Figure 15. Alligator Outline: Audience
Step 2. Focus Your Message
What, exactly, do you want your readers to understand? If you could get just one message across to them, what would it be? Coming up with the main point is one of the hardest parts of informational writing, but when you distill your thoughts this way, you are a long way toward accomplishing your goal.
Sample Messages
Project Message
Magazine feature story When you volunteer, you get more than you give
Personal profile Louise O’Brien was the best ballroom dance teacher in town
Investigative piece You could get hurt if you mess with these people
Round-up article or book Twenty-four terrific places to take your kids
Thesis or report Students at Downer High excel in sciences because . . .
Advertisement This chipper-shredder does the job for you
Fundraiser Hungry children need your help
Social change Has sustainable agriculture come of age?
Personal essay Why I wrote my own obituary
Notice that several of the sample messages are addressed to “you,” the reader. Phrasing your message that way makes it easier to get and stay focused on the reader.
Write the message along the spine of the alligator.
The message on the alligator for this chapter would be, “Here’s a good way to get your thoughts organized.”
The message on the alligator for the Winnebago script was, “You will enjoy owning this RV” (see Figure 16).
If you hang your Alligator Outline on the wall near your work space, every look at it will remind you of what you want to say, to whom.
Figure 16. Alligator Outline: Message
Step 3. Decide on a Voice
This always reminds me of the caterpillar in Alice in Wonderland. “Whooo ahrrrr youuu?” Sure, you’re Alice, the writer, but that doesn’t mean you always use your own voice when writing. Depending on the publication and the audience and the point you’re trying to make, you might choose one of several voices—the reporter for a newspaper article, the expert for a how-to book, the concerned citizen for a letter to the editor, the CEO for a book for business leaders.
Make a conscious decision about the voice you want to use and write that to the left, on the tail of the alligator (see Figure 17).

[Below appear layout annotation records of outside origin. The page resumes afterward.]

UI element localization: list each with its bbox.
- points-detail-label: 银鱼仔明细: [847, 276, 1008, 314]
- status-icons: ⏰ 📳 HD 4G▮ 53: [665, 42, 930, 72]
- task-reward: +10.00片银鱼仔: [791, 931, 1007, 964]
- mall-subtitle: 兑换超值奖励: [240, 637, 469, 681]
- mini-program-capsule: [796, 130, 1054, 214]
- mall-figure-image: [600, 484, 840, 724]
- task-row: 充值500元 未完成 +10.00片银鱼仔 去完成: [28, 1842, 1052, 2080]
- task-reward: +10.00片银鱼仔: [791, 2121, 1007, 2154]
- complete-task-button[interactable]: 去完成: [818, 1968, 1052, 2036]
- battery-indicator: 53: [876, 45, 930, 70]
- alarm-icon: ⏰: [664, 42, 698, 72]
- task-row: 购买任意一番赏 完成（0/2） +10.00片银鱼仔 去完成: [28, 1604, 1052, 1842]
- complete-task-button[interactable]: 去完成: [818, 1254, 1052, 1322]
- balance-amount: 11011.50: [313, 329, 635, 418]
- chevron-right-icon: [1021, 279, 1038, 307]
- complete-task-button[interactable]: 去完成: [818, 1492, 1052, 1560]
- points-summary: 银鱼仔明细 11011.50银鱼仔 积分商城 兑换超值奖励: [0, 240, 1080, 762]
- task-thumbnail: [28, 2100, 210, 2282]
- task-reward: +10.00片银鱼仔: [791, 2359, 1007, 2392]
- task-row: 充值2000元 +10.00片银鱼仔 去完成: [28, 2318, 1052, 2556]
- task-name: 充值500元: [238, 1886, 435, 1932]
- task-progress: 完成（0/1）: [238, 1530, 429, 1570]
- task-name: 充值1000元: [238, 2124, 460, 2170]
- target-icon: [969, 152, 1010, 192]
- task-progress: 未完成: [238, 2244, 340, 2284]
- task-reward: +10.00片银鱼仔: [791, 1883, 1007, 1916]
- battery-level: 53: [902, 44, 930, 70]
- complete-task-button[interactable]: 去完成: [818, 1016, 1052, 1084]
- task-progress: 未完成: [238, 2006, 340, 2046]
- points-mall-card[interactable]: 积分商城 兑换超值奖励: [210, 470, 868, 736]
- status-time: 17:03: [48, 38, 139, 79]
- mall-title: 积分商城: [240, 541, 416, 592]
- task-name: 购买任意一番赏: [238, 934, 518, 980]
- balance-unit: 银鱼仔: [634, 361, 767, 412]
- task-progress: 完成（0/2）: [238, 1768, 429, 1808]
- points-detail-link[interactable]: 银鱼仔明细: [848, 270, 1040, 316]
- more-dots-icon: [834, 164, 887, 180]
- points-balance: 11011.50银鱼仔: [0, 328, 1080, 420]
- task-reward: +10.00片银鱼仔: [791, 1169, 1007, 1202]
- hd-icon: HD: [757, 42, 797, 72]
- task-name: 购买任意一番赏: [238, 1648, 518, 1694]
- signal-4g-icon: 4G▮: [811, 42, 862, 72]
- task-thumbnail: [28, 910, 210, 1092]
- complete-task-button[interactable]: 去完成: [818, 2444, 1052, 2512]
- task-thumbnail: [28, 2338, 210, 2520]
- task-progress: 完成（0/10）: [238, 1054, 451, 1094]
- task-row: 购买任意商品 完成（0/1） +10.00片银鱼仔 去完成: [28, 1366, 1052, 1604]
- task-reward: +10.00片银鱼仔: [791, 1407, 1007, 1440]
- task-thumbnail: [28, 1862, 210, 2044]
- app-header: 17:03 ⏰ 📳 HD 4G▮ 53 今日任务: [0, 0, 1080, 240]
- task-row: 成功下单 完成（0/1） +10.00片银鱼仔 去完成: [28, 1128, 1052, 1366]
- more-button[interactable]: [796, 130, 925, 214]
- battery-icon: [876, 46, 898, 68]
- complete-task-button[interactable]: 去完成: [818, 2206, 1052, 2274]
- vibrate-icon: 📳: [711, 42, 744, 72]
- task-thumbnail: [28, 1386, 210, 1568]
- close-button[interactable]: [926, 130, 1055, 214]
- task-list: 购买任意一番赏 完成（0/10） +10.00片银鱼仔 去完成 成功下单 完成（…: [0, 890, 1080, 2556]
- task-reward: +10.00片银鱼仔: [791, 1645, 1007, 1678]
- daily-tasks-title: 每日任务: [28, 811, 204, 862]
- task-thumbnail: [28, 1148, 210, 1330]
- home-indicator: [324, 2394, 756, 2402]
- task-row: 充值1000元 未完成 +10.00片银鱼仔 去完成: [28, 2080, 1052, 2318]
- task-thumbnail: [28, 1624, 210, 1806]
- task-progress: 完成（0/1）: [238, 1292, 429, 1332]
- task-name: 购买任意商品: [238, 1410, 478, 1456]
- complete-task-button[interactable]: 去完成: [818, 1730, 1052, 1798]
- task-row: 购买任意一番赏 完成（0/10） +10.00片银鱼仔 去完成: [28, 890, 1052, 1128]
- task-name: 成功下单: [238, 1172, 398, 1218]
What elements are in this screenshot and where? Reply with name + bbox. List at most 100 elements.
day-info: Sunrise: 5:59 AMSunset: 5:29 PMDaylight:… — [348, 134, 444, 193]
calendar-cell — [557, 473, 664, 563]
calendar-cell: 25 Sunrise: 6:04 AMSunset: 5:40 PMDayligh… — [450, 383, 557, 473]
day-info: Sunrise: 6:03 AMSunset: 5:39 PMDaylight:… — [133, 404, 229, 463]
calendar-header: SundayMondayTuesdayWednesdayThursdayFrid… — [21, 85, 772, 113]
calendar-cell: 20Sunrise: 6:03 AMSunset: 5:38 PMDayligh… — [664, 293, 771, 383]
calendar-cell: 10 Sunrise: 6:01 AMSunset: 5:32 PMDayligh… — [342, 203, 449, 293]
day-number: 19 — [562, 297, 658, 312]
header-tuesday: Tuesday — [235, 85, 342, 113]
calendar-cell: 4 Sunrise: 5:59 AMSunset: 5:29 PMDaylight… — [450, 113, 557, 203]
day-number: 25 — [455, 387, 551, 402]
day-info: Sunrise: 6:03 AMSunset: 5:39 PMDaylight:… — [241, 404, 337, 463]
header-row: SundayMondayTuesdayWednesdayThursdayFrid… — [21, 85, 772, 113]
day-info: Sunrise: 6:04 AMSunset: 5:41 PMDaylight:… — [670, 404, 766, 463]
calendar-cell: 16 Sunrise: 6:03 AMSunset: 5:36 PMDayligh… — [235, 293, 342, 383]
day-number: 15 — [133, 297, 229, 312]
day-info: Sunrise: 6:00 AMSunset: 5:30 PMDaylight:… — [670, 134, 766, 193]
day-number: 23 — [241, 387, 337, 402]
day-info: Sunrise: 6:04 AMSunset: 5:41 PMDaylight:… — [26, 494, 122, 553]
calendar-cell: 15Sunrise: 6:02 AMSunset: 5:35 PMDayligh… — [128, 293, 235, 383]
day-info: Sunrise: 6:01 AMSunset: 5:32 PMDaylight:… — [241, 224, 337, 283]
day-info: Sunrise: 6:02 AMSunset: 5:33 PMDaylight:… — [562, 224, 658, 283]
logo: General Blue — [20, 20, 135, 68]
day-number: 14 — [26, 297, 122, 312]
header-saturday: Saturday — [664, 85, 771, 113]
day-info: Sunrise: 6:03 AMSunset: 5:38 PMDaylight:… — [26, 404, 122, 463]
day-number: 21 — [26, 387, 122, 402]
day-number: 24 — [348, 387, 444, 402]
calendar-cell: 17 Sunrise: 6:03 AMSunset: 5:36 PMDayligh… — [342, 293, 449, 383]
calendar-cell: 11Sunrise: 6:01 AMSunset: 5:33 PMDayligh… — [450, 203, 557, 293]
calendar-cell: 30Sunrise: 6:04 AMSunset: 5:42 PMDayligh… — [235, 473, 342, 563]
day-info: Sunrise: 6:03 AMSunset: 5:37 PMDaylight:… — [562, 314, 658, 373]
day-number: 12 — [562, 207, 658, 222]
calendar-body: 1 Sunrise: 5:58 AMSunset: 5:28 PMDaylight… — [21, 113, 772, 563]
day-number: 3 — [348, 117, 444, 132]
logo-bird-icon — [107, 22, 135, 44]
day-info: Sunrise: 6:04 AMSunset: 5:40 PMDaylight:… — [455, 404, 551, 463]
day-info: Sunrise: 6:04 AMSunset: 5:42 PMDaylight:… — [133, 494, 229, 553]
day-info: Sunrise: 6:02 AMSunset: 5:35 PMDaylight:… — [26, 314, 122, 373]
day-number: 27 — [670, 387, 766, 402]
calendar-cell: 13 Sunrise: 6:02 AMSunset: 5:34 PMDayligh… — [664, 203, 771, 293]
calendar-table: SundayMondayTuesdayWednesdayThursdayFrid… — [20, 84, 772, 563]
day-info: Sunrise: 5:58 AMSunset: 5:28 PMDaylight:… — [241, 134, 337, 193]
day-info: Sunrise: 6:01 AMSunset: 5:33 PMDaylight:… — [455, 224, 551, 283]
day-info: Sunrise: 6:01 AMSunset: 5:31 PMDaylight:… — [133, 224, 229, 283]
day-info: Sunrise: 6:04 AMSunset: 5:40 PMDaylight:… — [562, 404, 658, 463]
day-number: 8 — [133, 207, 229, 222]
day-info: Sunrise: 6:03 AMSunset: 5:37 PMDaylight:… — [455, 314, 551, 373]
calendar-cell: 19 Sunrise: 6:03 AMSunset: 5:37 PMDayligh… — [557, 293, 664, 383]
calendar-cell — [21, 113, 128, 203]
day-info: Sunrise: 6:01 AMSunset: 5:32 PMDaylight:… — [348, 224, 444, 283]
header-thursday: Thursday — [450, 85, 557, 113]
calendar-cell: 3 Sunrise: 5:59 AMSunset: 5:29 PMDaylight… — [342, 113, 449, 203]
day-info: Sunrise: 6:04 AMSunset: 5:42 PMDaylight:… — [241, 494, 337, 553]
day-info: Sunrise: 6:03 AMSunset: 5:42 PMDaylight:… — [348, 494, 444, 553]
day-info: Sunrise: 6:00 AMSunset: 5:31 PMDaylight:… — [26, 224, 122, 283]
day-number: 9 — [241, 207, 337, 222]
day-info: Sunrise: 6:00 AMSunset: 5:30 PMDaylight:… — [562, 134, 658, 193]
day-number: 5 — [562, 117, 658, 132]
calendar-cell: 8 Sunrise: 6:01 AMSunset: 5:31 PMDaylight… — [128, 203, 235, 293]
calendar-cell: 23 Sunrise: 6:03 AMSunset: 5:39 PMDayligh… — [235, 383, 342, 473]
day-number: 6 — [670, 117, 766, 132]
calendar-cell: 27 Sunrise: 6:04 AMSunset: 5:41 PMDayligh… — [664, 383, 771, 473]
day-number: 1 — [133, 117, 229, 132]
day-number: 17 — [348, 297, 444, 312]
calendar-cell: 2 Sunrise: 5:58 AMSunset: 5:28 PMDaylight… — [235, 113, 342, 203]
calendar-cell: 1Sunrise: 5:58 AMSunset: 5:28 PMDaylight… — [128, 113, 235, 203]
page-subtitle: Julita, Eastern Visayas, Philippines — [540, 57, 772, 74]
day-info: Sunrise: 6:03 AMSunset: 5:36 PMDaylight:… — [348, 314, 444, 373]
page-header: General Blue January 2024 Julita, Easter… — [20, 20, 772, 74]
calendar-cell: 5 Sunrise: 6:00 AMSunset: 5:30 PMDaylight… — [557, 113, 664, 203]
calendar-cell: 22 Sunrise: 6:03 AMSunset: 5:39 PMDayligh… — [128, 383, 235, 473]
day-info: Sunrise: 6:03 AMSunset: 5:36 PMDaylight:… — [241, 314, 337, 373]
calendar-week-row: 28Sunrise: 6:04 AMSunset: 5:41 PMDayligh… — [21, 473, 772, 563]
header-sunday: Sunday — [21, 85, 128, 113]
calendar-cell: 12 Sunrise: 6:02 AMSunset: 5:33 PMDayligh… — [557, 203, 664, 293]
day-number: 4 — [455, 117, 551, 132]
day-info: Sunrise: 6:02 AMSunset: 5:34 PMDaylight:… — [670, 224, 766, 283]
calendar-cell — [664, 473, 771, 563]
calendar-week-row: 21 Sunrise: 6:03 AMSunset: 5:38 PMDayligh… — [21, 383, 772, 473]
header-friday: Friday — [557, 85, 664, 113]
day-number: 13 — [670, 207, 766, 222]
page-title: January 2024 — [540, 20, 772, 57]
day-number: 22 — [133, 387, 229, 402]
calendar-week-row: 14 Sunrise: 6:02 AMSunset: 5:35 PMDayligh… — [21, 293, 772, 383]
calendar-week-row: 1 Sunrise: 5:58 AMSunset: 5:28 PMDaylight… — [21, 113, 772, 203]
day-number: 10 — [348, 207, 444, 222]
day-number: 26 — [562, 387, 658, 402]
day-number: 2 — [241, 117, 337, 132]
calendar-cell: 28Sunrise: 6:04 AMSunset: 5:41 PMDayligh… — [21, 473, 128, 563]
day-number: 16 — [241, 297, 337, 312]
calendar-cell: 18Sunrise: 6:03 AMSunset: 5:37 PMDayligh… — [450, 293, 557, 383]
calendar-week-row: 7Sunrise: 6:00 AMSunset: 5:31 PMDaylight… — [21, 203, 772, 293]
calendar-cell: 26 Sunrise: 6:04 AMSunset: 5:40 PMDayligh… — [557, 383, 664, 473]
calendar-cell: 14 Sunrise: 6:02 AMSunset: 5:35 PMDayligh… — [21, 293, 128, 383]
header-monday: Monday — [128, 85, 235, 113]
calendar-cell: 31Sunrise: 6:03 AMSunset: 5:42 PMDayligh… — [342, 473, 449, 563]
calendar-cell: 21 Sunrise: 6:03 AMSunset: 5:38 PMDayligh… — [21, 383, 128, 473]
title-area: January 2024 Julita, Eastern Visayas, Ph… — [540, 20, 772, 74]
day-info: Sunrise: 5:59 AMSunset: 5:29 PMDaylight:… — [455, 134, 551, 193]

Figure 17. Alligator Outline: Voice
Sample Voices
Publication and Topic The Voice You Might Choose
Book for business leaders CEO of a successful company
Newspaper article about local politics Reporter, either fr
eelance or staff
Magazine article about women in prison Reporter/attorney/prisoner
Profile of author in a writing magazine Reporter/friend/another writer
Essay about city in a city magazine Reporter/city resident
Fundraising letter Friend of the cause/fellow citizen
Marketing piece Satisfied customer
How-to book Expert in field
For the Winnebago script, I used the “voice” of satisfied owners, a married couple similar to those we thought would be interested in buying the product. The director hired actors who looked and sounded exactly as I hoped, except that they smiled too much.
Step 4. Brainstorm Main Points
Now that you have the body of your alligator—your audience, message, and voice—you can start brainstorming the main points for your message (see Figure 18).
Figure 18. Alligator Outline: Main Points
Draw several lines (legs) extending out from the spine of the alligator. Each leg is a main point. Don’t worry about the number of legs; you can add and subtract later.